K Number
K181016
Device Name
Welch Allyn RetinaVue Network REF 901108 PACS Medical Image System
Manufacturer
Date Cleared
2018-07-16

(90 days)

Product Code
Regulation Number
892.2050
AI/MLSaMDIVD (In Vitro Diagnostic)TherapeuticDiagnosticis PCCP Authorized
Intended Use
The Welch Allyn RetinaVue Network is a web-based software system application intended for use in storing, managing, and displaying patient data, diagnostic data, and images from computerized diagnostic instruments. Original and enhanced images can be viewed by trained healthcare professionals.
Device Description
The RetinaVue Network software enables providers to transfer eye images. 1. Transfer images via the Client or Customer portal to the database for storage and/or to the Over-read (Physician) Portal for interpretation. 2. Allow for the enhancement and interpretation of images and report generation at the Over-read (Physician) Portal. 3. Transfer reports from the Over-read (Physician) Portal to the Customer Portal for download.
More Information

Not Found

No
The document describes a software system for storing, managing, and displaying medical images and data, with features for image transfer, enhancement, interpretation, and report generation. It does not mention any AI or ML capabilities, training sets, test sets, or performance metrics typically associated with AI/ML algorithms. The focus is on data management and viewing, not automated analysis or diagnosis using AI/ML.

No
The device is described as a web-based software system for storing, managing, and displaying patient data and images; it does not directly treat or prevent any medical condition.

No

The device is a web-based software system for storing, managing, and displaying patient data, diagnostic data, and images from computerized diagnostic instruments. It is not listed as performing diagnostic functions itself, but rather facilitating the viewing and interpretation of data and images from other diagnostic instruments.

Yes

The device description explicitly states it is a "web-based software system application" and describes software functionalities like storing, managing, displaying, transferring, enhancing, and interpreting data and images. While it interacts with images from computerized diagnostic instruments (hardware), the device itself is presented as the software system.

Based on the provided information, the Welch Allyn RetinaVue Network is not an IVD (In Vitro Diagnostic).

Here's why:

  • IVD Definition: In vitro diagnostics are tests performed on samples taken from the human body, such as blood, urine, or tissue, to detect diseases, conditions, or infections.
  • RetinaVue Network's Function: The RetinaVue Network is a software system that stores, manages, and displays images from computerized diagnostic instruments (specifically ophthalmic cameras). It facilitates the transfer, enhancement, and interpretation of these images by healthcare professionals.
  • No Sample Analysis: The system does not analyze biological samples taken from the patient. It works with images generated by a separate diagnostic instrument.

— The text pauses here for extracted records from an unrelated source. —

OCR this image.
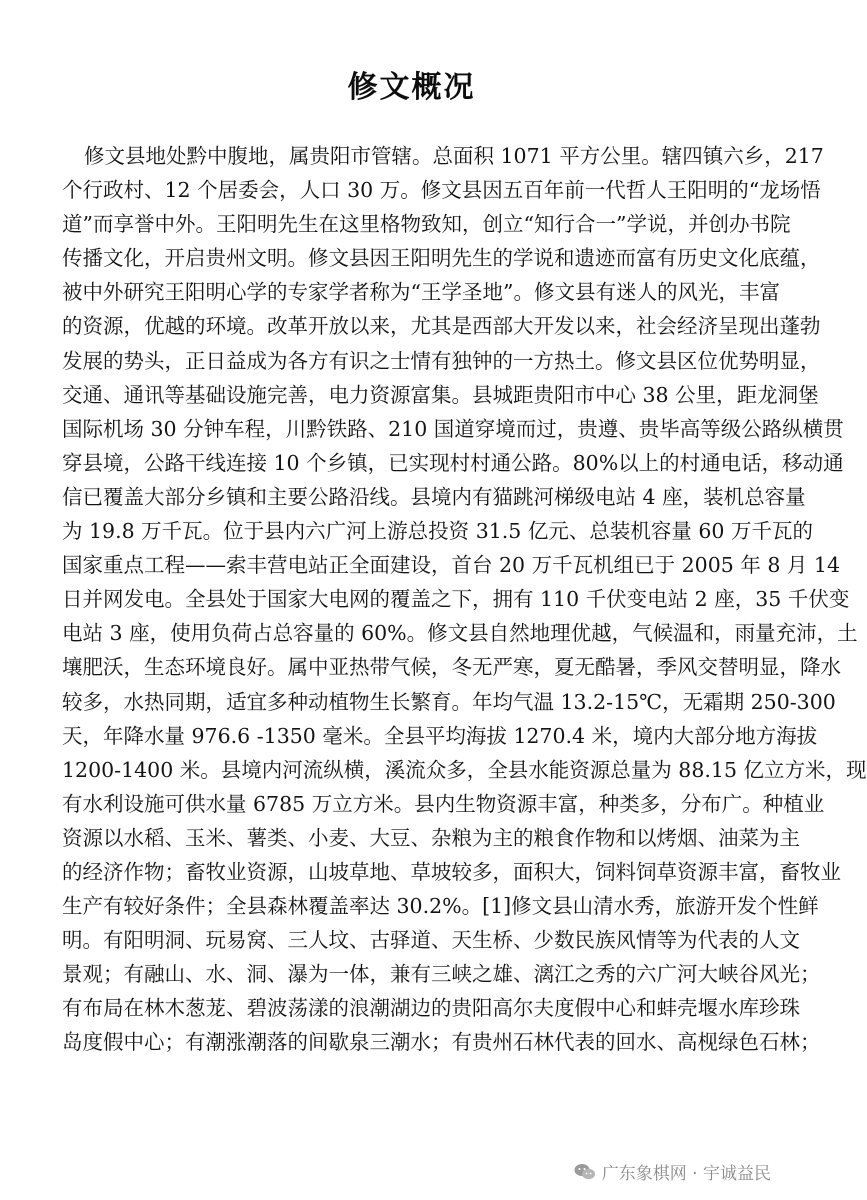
修文概况
修文县地处黔中腹地，属贵阳市管辖。总面积 1071 平方公里。辖四镇六乡，217
个行政村、12 个居委会，人口 30 万。修文县因五百年前一代哲人王阳明的“龙场悟
道”而享誉中外。王阳明先生在这里格物致知，创立“知行合一”学说，并创办书院
传播文化，开启贵州文明。修文县因王阳明先生的学说和遗迹而富有历史文化底蕴，
被中外研究王阳明心学的专家学者称为“王学圣地”。修文县有迷人的风光，丰富
的资源，优越的环境。改革开放以来，尤其是西部大开发以来，社会经济呈现出蓬勃
发展的势头，正日益成为各方有识之士情有独钟的一方热土。修文县区位优势明显，
交通、通讯等基础设施完善，电力资源富集。县城距贵阳市中心 38 公里，距龙洞堡
国际机场 30 分钟车程，川黔铁路、210 国道穿境而过，贵遵、贵毕高等级公路纵横贯
穿县境，公路干线连接 10 个乡镇，已实现村村通公路。80%以上的村通电话，移动通
信已覆盖大部分乡镇和主要公路沿线。县境内有猫跳河梯级电站 4 座，装机总容量
为 19.8 万千瓦。位于县内六广河上游总投资 31.5 亿元、总装机容量 60 万千瓦的
国家重点工程——索丰营电站正全面建设，首台 20 万千瓦机组已于 2005 年 8 月 14
日并网发电。全县处于国家大电网的覆盖之下，拥有 110 千伏变电站 2 座，35 千伏变
电站 3 座，使用负荷占总容量的 60%。修文县自然地理优越，气候温和，雨量充沛，土
壤肥沃，生态环境良好。属中亚热带气候，冬无严寒，夏无酷暑，季风交替明显，降水
较多，水热同期，适宜多种动植物生长繁育。年均气温 13.2-15℃，无霜期 250-300
天，年降水量 976.6 -1350 毫米。全县平均海拔 1270.4 米，境内大部分地方海拔
1200-1400 米。县境内河流纵横，溪流众多，全县水能资源总量为 88.15 亿立方米，现
有水利设施可供水量 6785 万立方米。县内生物资源丰富，种类多，分布广。种植业
资源以水稻、玉米、薯类、小麦、大豆、杂粮为主的粮食作物和以烤烟、油菜为主
的经济作物；畜牧业资源，山坡草地、草坡较多，面积大，饲料饲草资源丰富，畜牧业
生产有较好条件；全县森林覆盖率达 30.2%。[1]修文县山清水秀，旅游开发个性鲜
明。有阳明洞、玩易窝、三人坟、古驿道、天生桥、少数民族风情等为代表的人文
景观；有融山、水、洞、瀑为一体，兼有三峡之雄、漓江之秀的六广河大峡谷风光；
有布局在林木葱茏、碧波荡漾的浪潮湖边的贵阳高尔夫度假中心和蚌壳堰水库珍珠
岛度假中心；有潮涨潮落的间歇泉三潮水；有贵州石林代表的回水、高枧绿色石林；
广东象棋网 · 宇诚益民
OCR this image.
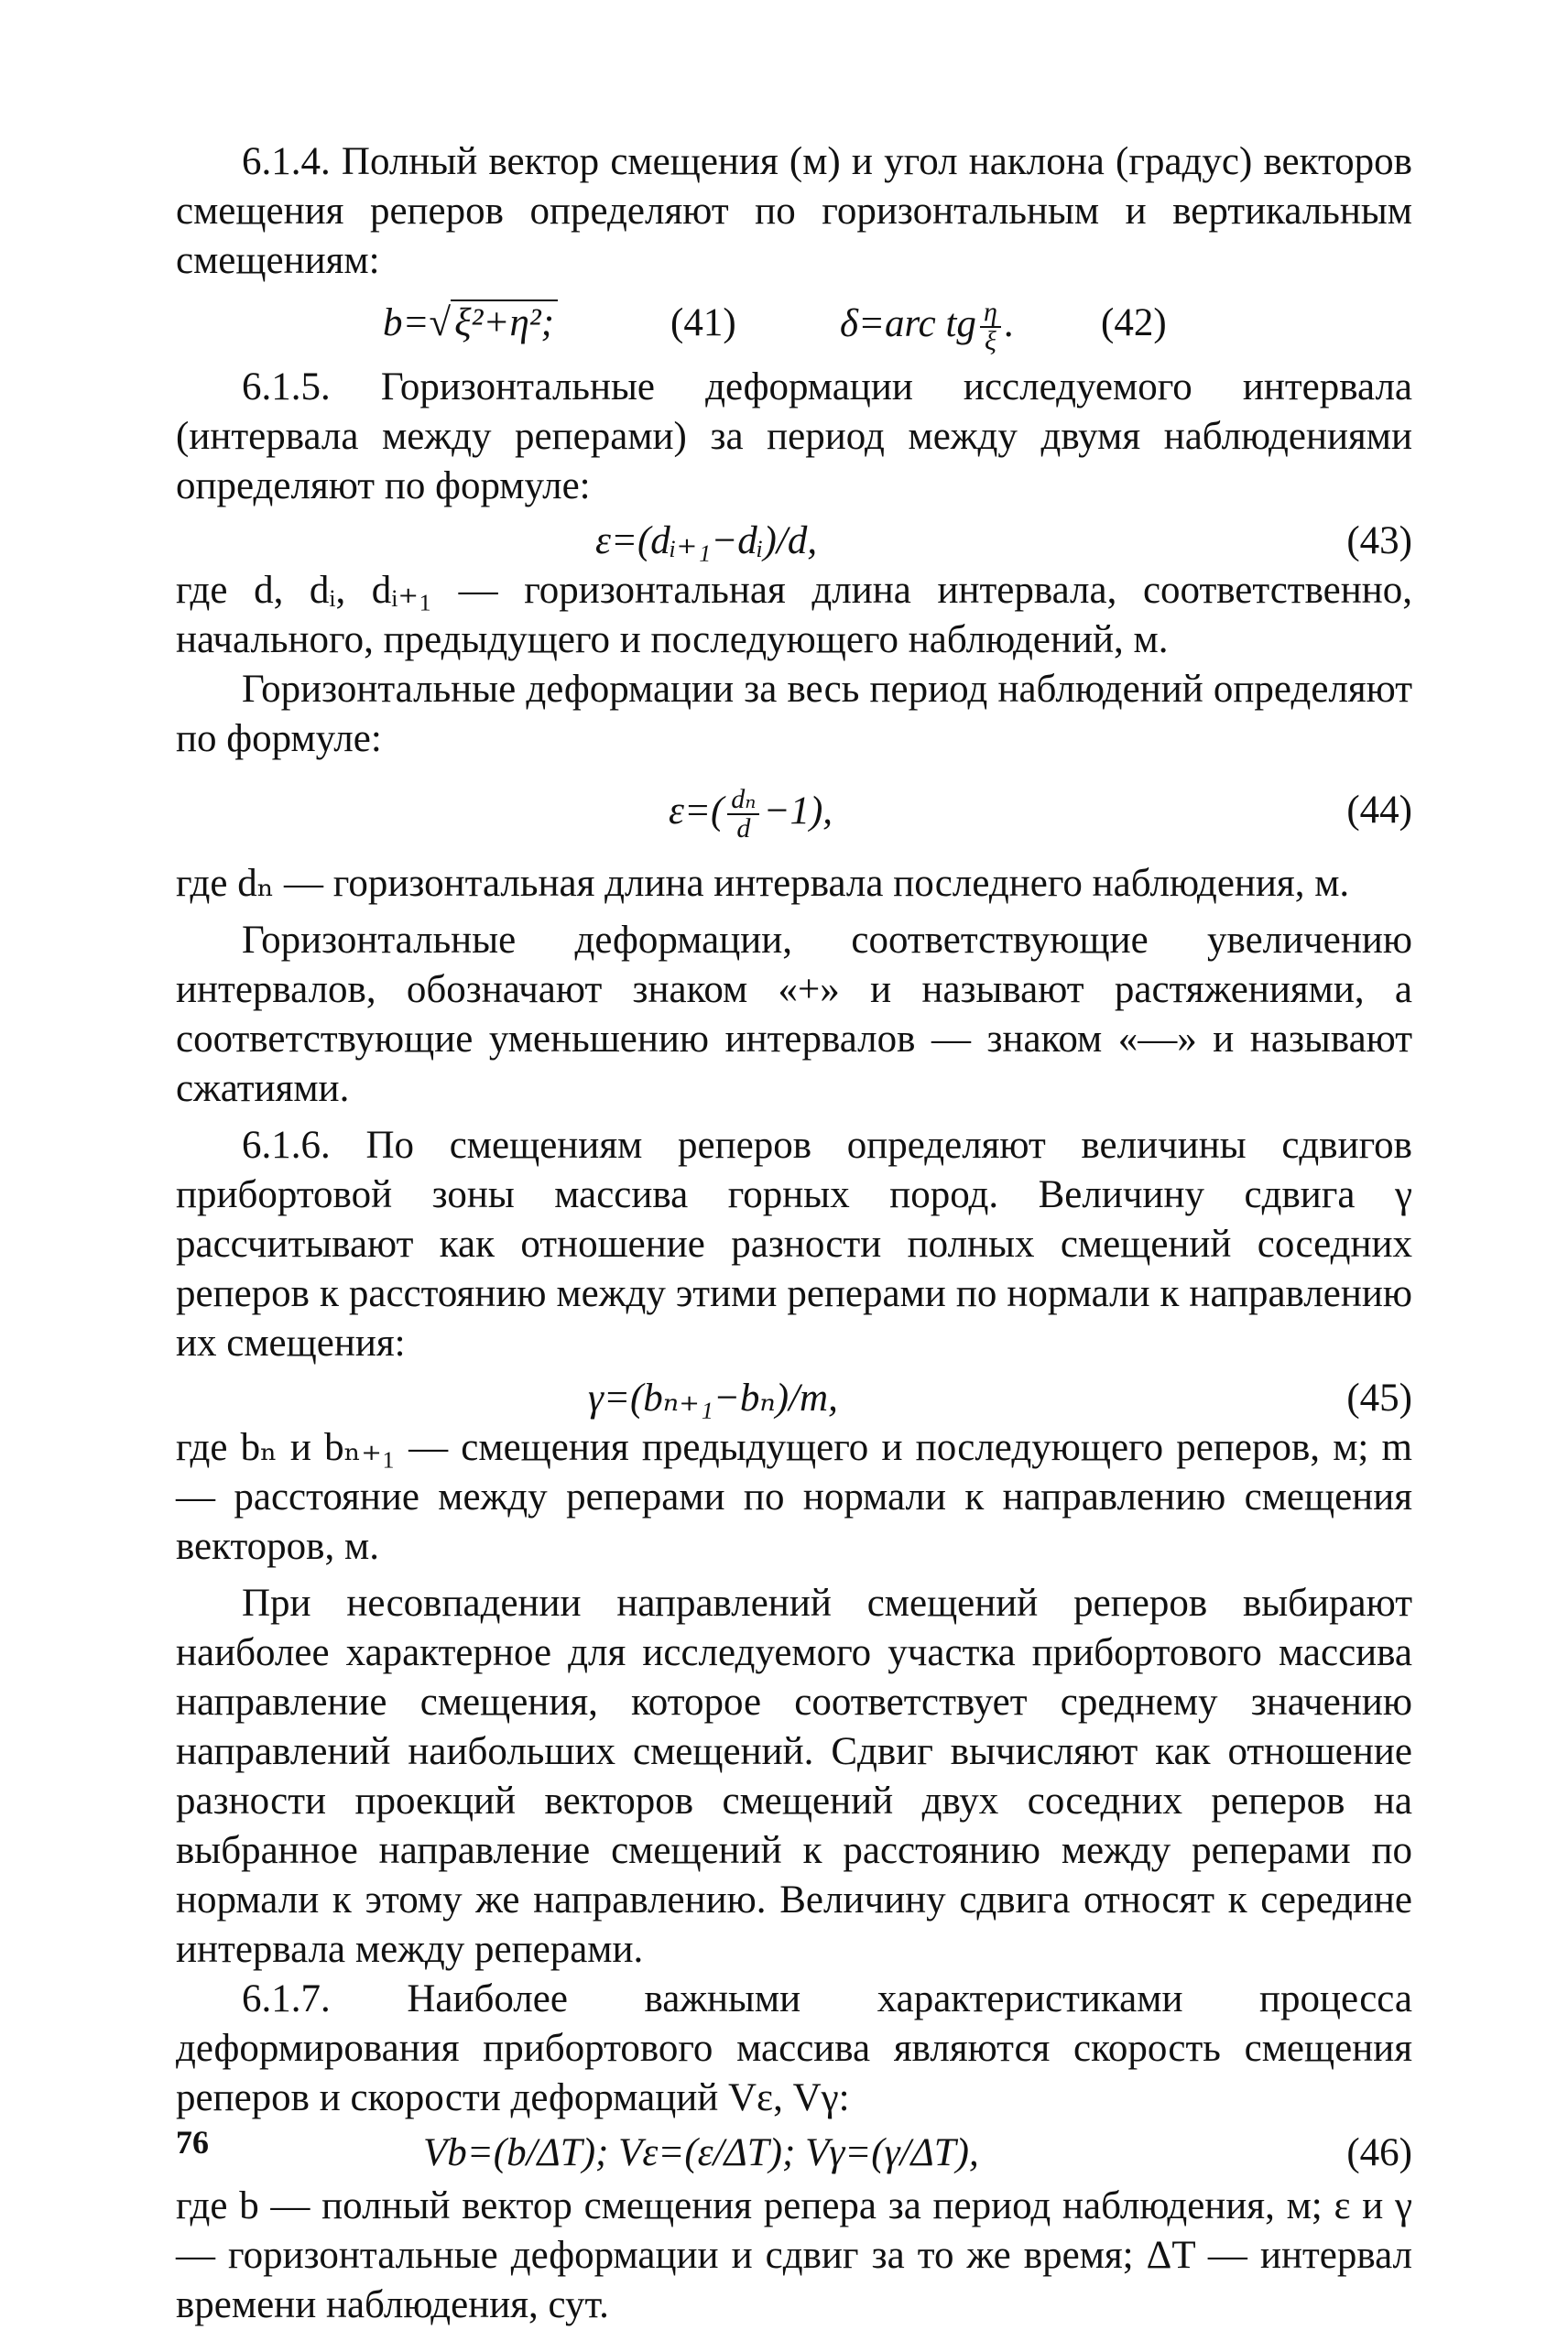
6.1.4. Полный вектор смещения (м) и угол наклона (градус) векторов смещения реперов определяют по горизонтальным и вертикальным смещениям:

b=√ξ²+η²;	(41)	δ=arc tg $\frac{\eta}{\xi}$ . (42)

6.1.5. Горизонтальные деформации исследуемого интервала (интервала между реперами) за период между двумя наблюдениями определяют по формуле:

ε=(dᵢ₊₁−dᵢ)/d,	(43)

где d, dᵢ, dᵢ₊₁ — горизонтальная длина интервала, соответственно, начального, предыдущего и последующего наблюдений, м.

Горизонтальные деформации за весь период наблюдений определяют по формуле:

$\varepsilon=( \frac{\text{dₙ}}{d} -1)$,	(44)

где dₙ — горизонтальная длина интервала последнего наблюдения, м.

Горизонтальные деформации, соответствующие увеличению интервалов, обозначают знаком «+» и называют растяжениями, а соответствующие уменьшению интервалов — знаком «—» и называют сжатиями.

6.1.6. По смещениям реперов определяют величины сдвигов прибортовой зоны массива горных пород. Величину сдвига γ рассчитывают как отношение разности полных смещений соседних реперов к расстоянию между этими реперами по нормали к направлению их смещения:

γ=(bₙ₊₁−bₙ)/m,	(45)

где bₙ и bₙ₊₁ — смещения предыдущего и последующего реперов, м; m — расстояние между реперами по нормали к направлению смещения векторов, м.

При несовпадении направлений смещений реперов выбирают наиболее характерное для исследуемого участка прибортового массива направление смещения, которое соответствует среднему значению направлений наибольших смещений. Сдвиг вычисляют как отношение разности проекций векторов смещений двух соседних реперов на выбранное направление смещений к расстоянию между реперами по нормали к этому же направлению. Величину сдвига относят к середине интервала между реперами.

6.1.7. Наиболее важными характеристиками процесса деформирования прибортового массива являются скорость смещения реперов и скорости деформаций Vε, Vγ:

Vb=(b/ΔT); Vε=(ε/ΔT); Vγ=(γ/ΔT),	(46)

где b — полный вектор смещения репера за период наблюдения, м; ε и γ — горизонтальные деформации и сдвиг за то же время; ΔT — интервал времени наблюдения, сут.

76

Therefore, while it's a medical device used in the diagnostic process, it does not fit the definition of an In Vitro Diagnostic.

N/A

Intended Use / Indications for Use

The Welch Allyn RetinaVue Network is a web-based software system application intended for use in storing, managing, and displaying patient data, diagnostic data, and images from computerized diagnostic instruments. Original and enhanced images can be viewed by trained healthcare professionals.

Product codes (comma separated list FDA assigned to the subject device)

NFJ

Device Description

The RetinaVue Network software enables providers to transfer eye images.

  1. Transfer images via the Client or Customer portal to the database for storage and/or to the Over-read (Physician) Portal for interpretation.
  2. Allow for the enhancement and interpretation of images and report generation at the Over-read (Physician) Portal.
  3. Transfer reports from the Over-read (Physician) Portal to the Customer Portal for download.

Mentions image processing

Yes

Mentions AI, DNN, or ML

Not Found

Input Imaging Modality

Ophthalmic Camera

Anatomical Site

Eye

Indicated Patient Age Range

Not Found (Images / system is not patient population specific)

Intended User / Care Setting

Trained healthcare professionals.
Throughout the patient care process.

Description of the training set, sample size, data source, and annotation protocol

Not Found

Description of the test set, sample size, data source, and annotation protocol

Not Found

Summary of Performance Studies (study type, sample size, AUC, MRMC, standalone performance, key results)

Performance testing confirmed that RetinaVue Network performs as intended, supports the indications for use statement, demonstrates that the device is substantially equivalent to the predicate, and does not raise new questions regarding safety and effectiveness.

Key Metrics (Sensitivity, Specificity, PPV, NPV, etc.)

Not Found

Predicate Device(s): If the device was cleared using the 510(k) pathway, identify the Predicate Device(s) K/DEN number used to claim substantial equivalence and list them here in a comma separated list exactly as they appear in the text. List the primary predicate first in the list.

Zeiss FORUM® FORUM Archive, FORUM Viewer (K122938)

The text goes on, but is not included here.